On 1 February 1985 the respondent applied to a Judge in Chambers for an order for immediate vacant possession under Land Transfer Act S.169.
The learned Trial Judge said inter alia:-
"The defendants' case is that there was an agreement to grant them a lease which is an interest in land. They have not produced any memorandum or note thereof signed by the plaintiff........... and it must therefore be assumed that no such memorandum or note exists."
He made an order for immediate vacant possession. The main question before the trial judge was whether the respondent had shown conclusively that appellants' tenancy had been affectively terminated by the Notice to Quit.
The Property Law Act S.89(2) stated:
"In the absence of express agreement between the parties, a tenancy of no fixed duration in respect of which the rent is payable weekly, monthly, yearly or for any other recurring period may be terminated by either party giving to the other witten notice as follows:-
(a) ...............................
(b) Where the rent is payable for any recurring period of less than one year, notice for at least a period equal to one rent period under the tenancy and expiring at any time, whether at the end of a rent period or not."

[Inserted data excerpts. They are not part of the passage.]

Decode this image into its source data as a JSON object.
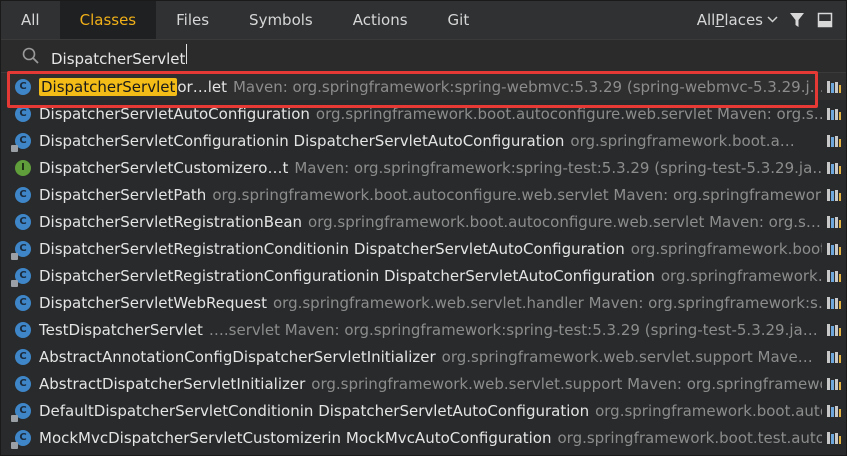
{
  "tabs": [
    "All",
    "Classes",
    "Files",
    "Symbols",
    "Actions",
    "Git"
  ],
  "active_tab": "Classes",
  "places": {
    "label_prefix": "All ",
    "label_underlined": "P",
    "label_rest": "laces"
  },
  "search": {
    "value": "DispatcherServlet"
  },
  "results": [
    {
      "icon": "class-icon",
      "kind": "c",
      "hl": "DispatcherServlet",
      "name": "",
      "rest": " or…let",
      "loc": "  Maven: org.springframework:spring-webmvc:5.3.29 (spring-webmvc-5.3.29.j…"
    },
    {
      "icon": "class-icon",
      "kind": "c",
      "name": "DispatcherServletAutoConfiguration",
      "rest": "",
      "loc": "org.springframework.boot.autoconfigure.web.servlet    Maven: org.s…"
    },
    {
      "icon": "class-icon",
      "kind": "c",
      "lock": true,
      "name": "DispatcherServletConfiguration",
      "rest": " in DispatcherServletAutoConfiguration",
      "loc": "org.springframework.boot.a…"
    },
    {
      "icon": "interface-icon",
      "kind": "i",
      "name": "DispatcherServletCustomizer",
      "rest": " o…t",
      "loc": "  Maven: org.springframework:spring-test:5.3.29 (spring-test-5.3.29.ja…"
    },
    {
      "icon": "class-icon",
      "kind": "c",
      "name": "DispatcherServletPath",
      "rest": "",
      "loc": "org.springframework.boot.autoconfigure.web.servlet    Maven: org.springframework…"
    },
    {
      "icon": "class-icon",
      "kind": "c",
      "name": "DispatcherServletRegistrationBean",
      "rest": "",
      "loc": "org.springframework.boot.autoconfigure.web.servlet    Maven: org.s…"
    },
    {
      "icon": "class-icon",
      "kind": "c",
      "lock": true,
      "name": "DispatcherServletRegistrationCondition",
      "rest": " in DispatcherServletAutoConfiguration",
      "loc": "org.springframework.boot.aut…"
    },
    {
      "icon": "class-icon",
      "kind": "c",
      "lock": true,
      "name": "DispatcherServletRegistrationConfiguration",
      "rest": " in DispatcherServletAutoConfiguration",
      "loc": "org.springframework…"
    },
    {
      "icon": "class-icon",
      "kind": "c",
      "name": "DispatcherServletWebRequest",
      "rest": "",
      "loc": "org.springframework.web.servlet.handler    Maven: org.springframework:s…"
    },
    {
      "icon": "class-icon",
      "kind": "c",
      "name": "TestDispatcherServlet",
      "rest": "",
      "loc": "….servlet   Maven: org.springframework:spring-test:5.3.29 (spring-test-5.3.29.ja…"
    },
    {
      "icon": "class-icon",
      "kind": "c",
      "name": "AbstractAnnotationConfigDispatcherServletInitializer",
      "rest": "",
      "loc": "org.springframework.web.servlet.support    Mave…"
    },
    {
      "icon": "class-icon",
      "kind": "c",
      "name": "AbstractDispatcherServletInitializer",
      "rest": "",
      "loc": "org.springframework.web.servlet.support    Maven: org.springframework…"
    },
    {
      "icon": "class-icon",
      "kind": "c",
      "lock": true,
      "name": "DefaultDispatcherServletCondition",
      "rest": " in DispatcherServletAutoConfiguration",
      "loc": "org.springframework.boot.autoco…"
    },
    {
      "icon": "class-icon",
      "kind": "c",
      "lock": true,
      "name": "MockMvcDispatcherServletCustomizer",
      "rest": " in MockMvcAutoConfiguration",
      "loc": "org.springframework.boot.test.autoconfi…"
    }
  ],
  "colors": {
    "highlight": "#f3bc16",
    "selection_border": "#e53935",
    "active_tab_text": "#f0b018"
  }
}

The Judgment of the Court was delievered by Mishra J.A.
Held: The letter and the payment of $900 clearly showed material on which the appellants could contend that a tenancy for a fixed period of at least 3 months had been granted.
On the material before the learned Judge this was not a case to be dealt with under S. 169.
Appeal allowed.
Order for possession set aside.
The Court considered it unwise to deal with other arguments as there would be further proceedings in the matter.
MISHRA, Judge of Appeal.
Judgment of the Court
This is an appeal from a decision of the Supreme Court, Suva, giving vacant possession of certain shop premises to the respondent under section 169 of the Land Transfer Act.
The shop in question forms part of a substantial building consisting of shops and offices situated in central Suva. A five-year tenancy held by the appellants in respect of the shop expired on 31st October, 1984.
On 11th July, 1984 the respondent wrote to them requiring them to vacate the shop on that date. On the same day, i.e. 11th July, 1984, the appellants wrote to Duncan Honson, a director of the respondent Company who was then in Vancouver, Canada, asking him to grant them a new tenancy at least for three years, if not five, and offered to pay $900 per month which the respondent had fixed for that shop. The monthly rent under the old tenancy agreement had been $600. Honson in his reply, inter alia, said:-
"If you wish to continue as our temporary tenant until my return I am prepared to extend your stay for three months as our tenant, but there will be no lease to your shop, and you must pay $900 per month from 15 November 1984 to 15 February 1985, plus your share of the running costs of the air conditioning.
Would you please confirm whether you wish to continue as our temporary tenant under the terms and conditions I have just outlined above."
No reply to this letter was received by the respondent, but on 21.11.84 the appellants paid the increased rent at the rate of $900 for the month of November.
On 27th December, 1984 the respondent served on the appellants the following notice:-
"Dear Sirs
RE: HONSON BUILDING
On instructions received from our abovenamed client we hereby give you notice to vacate the premises on or before the 31st January, 1985.
You are no doubt aware that the Leasing Agreement entered into between yourselves and our abovenamed client in respect of leasing a shop premises in its building situated in Thomson Street, in the City of Suva expired on the 30th November, 1984. Since the expiry of the Lease you became a monthly tenant having paid rent for December 1984.
As you are aware that the premises which you were leasing is a commercial one and since the Lease has expired our client is entitled to give you one calendar month's notice to vacate the premises.
Please note that if the premise is not vacated by the stipulated date and rent paid up to date our client will have no alternative but to issue Supreme Court proceedings to have you evicted from the premises."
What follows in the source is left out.